Why Are People Using It?
To put it simply, AMH is produced by your ovaries and the cells around the eggs inside of your ovaries. The reason AMH is thought to be indicative of fertility is that it stands to reason that the more eggs you have, the more AMH your body will produce. Normal AMH levels would normally sit at above 1.0, while an AMH level of less than 1.0 could indicate a fertility issue.
How Accurate Is It?
This is the tricky part—AMH can be indicative of your eggs and fertility, but one study found that it wasn’t actually a reliable determining factor in predicting fertility of women under the age of 35. Which isn’t to say that it can’t be useful. In women over the age of 35, AMH was found to be correlated with a higher level of live birth rates for women who were undergoing IVF—which is useful information to have if you're in either of those categories.

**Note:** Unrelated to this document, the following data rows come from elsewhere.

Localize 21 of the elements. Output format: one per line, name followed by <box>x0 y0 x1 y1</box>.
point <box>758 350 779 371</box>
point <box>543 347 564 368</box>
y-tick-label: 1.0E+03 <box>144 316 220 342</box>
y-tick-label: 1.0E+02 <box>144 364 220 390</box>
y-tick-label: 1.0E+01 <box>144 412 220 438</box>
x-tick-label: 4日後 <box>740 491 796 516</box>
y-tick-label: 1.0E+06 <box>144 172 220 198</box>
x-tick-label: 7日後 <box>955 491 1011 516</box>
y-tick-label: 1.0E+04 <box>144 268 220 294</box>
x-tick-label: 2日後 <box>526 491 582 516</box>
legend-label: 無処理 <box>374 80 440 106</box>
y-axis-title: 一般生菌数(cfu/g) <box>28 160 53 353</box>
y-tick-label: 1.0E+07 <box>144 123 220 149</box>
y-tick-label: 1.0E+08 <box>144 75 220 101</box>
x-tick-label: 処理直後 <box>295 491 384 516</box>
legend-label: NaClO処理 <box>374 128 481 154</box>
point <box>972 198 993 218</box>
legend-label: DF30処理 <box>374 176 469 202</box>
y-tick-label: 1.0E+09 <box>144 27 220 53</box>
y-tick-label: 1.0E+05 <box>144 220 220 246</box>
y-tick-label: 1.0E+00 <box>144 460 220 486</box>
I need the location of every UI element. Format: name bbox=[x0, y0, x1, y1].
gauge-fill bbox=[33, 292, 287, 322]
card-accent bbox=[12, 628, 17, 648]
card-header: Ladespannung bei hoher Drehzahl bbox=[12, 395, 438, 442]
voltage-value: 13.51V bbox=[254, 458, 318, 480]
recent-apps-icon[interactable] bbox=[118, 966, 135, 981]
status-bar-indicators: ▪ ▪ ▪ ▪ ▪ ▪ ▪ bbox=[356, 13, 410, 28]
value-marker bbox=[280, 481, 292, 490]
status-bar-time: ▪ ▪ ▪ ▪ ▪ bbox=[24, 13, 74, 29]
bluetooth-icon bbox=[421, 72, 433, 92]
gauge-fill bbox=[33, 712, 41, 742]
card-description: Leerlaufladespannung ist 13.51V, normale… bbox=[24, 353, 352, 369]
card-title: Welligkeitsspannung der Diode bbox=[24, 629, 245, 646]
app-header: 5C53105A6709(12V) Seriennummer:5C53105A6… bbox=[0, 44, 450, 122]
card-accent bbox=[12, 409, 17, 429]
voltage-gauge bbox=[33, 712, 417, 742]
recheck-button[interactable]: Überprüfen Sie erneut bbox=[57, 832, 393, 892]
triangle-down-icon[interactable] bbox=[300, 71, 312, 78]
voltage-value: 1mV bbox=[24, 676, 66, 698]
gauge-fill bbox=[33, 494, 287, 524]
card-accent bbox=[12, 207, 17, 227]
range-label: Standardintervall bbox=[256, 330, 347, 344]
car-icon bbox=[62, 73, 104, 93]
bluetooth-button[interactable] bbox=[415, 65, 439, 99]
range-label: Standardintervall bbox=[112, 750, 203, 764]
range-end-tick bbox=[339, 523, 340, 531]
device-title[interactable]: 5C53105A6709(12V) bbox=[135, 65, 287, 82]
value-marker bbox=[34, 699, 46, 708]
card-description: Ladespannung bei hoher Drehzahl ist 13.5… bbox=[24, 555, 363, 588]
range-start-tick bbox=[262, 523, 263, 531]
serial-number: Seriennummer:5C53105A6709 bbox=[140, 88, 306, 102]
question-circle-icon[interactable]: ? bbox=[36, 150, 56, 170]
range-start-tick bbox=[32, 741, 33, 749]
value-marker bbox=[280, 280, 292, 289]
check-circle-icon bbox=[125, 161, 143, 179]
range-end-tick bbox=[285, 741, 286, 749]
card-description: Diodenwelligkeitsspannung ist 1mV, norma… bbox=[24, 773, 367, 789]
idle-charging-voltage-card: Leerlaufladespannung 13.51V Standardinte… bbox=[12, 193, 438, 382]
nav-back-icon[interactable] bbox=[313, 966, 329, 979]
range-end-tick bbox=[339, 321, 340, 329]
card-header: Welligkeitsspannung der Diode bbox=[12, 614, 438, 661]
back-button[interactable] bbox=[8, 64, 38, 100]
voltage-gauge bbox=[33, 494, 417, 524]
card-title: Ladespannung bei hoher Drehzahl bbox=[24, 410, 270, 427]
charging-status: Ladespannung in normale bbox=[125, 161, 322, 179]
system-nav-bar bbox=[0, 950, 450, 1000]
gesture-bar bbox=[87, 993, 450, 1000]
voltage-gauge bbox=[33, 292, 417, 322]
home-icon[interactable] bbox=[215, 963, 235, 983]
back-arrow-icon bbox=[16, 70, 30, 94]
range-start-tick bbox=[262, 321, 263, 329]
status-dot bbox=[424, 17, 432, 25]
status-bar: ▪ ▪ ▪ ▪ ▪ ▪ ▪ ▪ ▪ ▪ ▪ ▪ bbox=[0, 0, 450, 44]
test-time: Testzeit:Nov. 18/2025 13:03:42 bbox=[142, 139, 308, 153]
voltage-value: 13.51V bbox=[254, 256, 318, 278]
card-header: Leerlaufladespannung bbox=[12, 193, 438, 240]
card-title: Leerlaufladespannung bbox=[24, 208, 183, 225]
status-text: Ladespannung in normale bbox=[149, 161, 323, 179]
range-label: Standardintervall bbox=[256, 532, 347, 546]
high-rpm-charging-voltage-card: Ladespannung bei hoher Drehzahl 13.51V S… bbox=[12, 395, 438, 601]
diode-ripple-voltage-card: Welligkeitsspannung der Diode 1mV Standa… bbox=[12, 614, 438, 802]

But generally women who are worried about fertility or considering egg freezing tend be younger than than 35, meaning the uncertainty of the hormone isn't as helpful.
The societal pressure to take care of your ‘ticking clock’ mean that women start to worry about their fertility as soon as they see 30 in their future, if not before. Touting AMH as a predictor for these women might not be wise. In fact, if a 28-year-old, who should have a lot of fertile years ahead of her, gets an average reading, it may just confuse the situation further. The numbers seem to suggest that AMH is more useful in older women, in a situation where their fertility is already in decline or who require producers like IVF.
What’s Best For You?
This isn’t a clear distinction. The reason it’s so important to understand exactly how AMH—and other predictors of pregnancy—work is because these are huge life decisions. Freezing eggs, hormone therapy, even just seeing a reproductive specialist can come at a huge cost, both financially and emotionally. It’s a big commitment. One hormone level, unless it falls on the extreme side of the scale, probably won’t be able to tell you what’s right for you.
Instead, you need to consider all of the factors in your life. Not just your age, job status, and relationship status, but your reproductive goals, your financial situation, and a holistic look at all of the science and test results available to you. One of the most important things to remember is that, when it comes to fertility, there is no guarantee—so the best thing you can do is focus on making the most informed decision you can.
So be wary of any clinic or doctors who speaks in absolutes. Hormones like AMH can be a very useful guiding tool for certain women in certain positions—and you may want to get the test done yourself, just to see if your result sends any obvious signals. Do your best to educate yourself, work with doctors who understand your personal goals, and do what’s right for you. It’s your body, after all.